Il est évident que si chacun s’applique à imprégner sa petite famille de l’idée qu’elle est la meilleure ou qu’elle est toujours dans son bon droit contre les autres, on arrive bientôt à une société affaiblie par ses propres conflits. Pour autant que le mérite d’une personne s’évalue dans ses actes, le patronyme ne devrait véhiculer à lui seul ni honte ni gloire. Le préjugé du nom, s’ajoutant à la sauce des préjugés de couleur, de classe, de caste et autres, apporte un ingrédient de plus à la recette du dysfonctionnement social. Le manque de cohésion nationale, allié au bovarysme culturel et économique résultant de l’absence d’une identité collective cohérente et saine, constitue précisément l’une des causes de la suite d’échecs qui a été notre histoire de plus de deux siècles, autant dire notre histoire de peuple indépendant. On peut ainsi comprendre comment les grands noms font parfois le malheur d’un petit pays : gwo non konn kraze ti peyi.

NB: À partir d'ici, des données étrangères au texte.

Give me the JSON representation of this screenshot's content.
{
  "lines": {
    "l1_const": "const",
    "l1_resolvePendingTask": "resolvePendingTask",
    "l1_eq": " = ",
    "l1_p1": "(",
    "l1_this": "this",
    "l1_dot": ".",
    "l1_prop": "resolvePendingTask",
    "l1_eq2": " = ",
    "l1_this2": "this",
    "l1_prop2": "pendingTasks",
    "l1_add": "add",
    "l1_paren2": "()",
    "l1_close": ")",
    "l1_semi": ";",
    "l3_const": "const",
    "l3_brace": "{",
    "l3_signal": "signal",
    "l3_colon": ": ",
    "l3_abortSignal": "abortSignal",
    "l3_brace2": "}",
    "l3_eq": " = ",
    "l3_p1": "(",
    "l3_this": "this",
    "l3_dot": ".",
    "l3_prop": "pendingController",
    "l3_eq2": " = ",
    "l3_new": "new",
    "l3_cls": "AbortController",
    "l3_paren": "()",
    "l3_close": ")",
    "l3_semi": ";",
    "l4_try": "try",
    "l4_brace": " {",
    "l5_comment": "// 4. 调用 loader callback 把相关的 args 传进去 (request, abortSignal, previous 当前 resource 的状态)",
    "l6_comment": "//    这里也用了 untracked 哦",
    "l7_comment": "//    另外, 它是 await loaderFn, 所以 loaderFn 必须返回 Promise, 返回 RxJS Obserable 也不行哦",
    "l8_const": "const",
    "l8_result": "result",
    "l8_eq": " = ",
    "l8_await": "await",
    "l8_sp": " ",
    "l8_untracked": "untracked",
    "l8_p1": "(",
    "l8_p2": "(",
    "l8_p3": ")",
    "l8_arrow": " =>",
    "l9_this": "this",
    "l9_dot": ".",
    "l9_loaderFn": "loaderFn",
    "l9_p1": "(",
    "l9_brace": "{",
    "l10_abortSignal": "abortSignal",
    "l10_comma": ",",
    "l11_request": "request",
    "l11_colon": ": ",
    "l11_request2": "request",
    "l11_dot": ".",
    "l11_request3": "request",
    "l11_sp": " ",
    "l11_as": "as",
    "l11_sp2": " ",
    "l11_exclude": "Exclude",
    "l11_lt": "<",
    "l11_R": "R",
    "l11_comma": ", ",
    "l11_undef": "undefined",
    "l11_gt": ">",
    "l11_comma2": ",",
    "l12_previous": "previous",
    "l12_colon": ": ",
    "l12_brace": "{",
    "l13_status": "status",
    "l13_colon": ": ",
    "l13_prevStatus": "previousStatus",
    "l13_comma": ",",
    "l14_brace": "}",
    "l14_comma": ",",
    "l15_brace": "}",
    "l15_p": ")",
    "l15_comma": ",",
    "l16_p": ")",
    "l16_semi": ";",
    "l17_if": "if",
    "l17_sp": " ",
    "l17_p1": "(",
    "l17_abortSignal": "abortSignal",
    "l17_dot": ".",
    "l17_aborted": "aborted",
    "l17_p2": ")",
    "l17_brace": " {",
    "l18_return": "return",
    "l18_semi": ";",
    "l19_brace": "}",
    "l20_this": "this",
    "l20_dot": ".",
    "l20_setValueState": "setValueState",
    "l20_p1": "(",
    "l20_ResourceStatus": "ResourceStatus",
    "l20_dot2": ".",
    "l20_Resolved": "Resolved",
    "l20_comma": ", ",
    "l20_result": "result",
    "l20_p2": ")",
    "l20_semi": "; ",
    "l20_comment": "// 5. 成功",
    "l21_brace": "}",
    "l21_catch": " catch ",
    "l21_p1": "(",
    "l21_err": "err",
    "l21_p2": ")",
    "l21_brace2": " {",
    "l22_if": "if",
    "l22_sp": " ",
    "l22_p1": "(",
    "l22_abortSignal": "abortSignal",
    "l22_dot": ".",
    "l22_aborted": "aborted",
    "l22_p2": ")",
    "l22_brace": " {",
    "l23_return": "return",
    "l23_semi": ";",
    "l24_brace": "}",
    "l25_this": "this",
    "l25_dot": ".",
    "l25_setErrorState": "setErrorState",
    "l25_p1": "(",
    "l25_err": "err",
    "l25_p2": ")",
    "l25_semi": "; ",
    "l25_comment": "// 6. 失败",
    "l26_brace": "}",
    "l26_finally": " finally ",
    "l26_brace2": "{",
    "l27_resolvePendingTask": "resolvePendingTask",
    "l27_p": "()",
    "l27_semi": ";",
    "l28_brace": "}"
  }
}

Le souffle de la Liberté balaie notre planète avec de plus en plus de force depuis déjà plusieurs siècles. Même si, en principe, l’esclavage n’existe plus sous sa forme ancienne, il reste indiscutable que, sans égalité, certains profitent mieux que d’autres de leur liberté. Le chemin de la Fraternité devra passer par l’Égalité, et nous en sommes encore loin. Tant que l’égalité ne sera devenue la norme inaliénable qui sous-tend les rapports de dignité et de respect entre tous, il sera difficile de vivre durablement en frères. Heureusement, l’Histoire a sa dynamique propre, qui finira par vaincre les résistances et surmonter les obstacles. Ceux qui ne veulent pas de l’égalité s’arment à chaque époque de différents prétextes, privilégiant le domaine qui leur offre un avantage comparatif : ce sera tour à tour l’argent, l’appartenance sociale, le nom de famille, la force militaire ou même l’éducation. Ceux-là oublient à dessein qu’ils ne pourront bénéficier de leurs privilèges que grâce à l’existence et à l’apport des autres, et tant que ces derniers le permettront.
Comme on le dit dans nos campagnes, il faut toujours trois pierres pour équilibrer la chaudière : si yon wòch dife pa la, de pa kenbe chodyè. Liberté, Égalité, Fraternité sont les trois piliers sociaux indispensables à la Paix sur la Terre, selon le voeu de la Déclaration universelle des droits de l’homme, ou mieux, des êtres humains.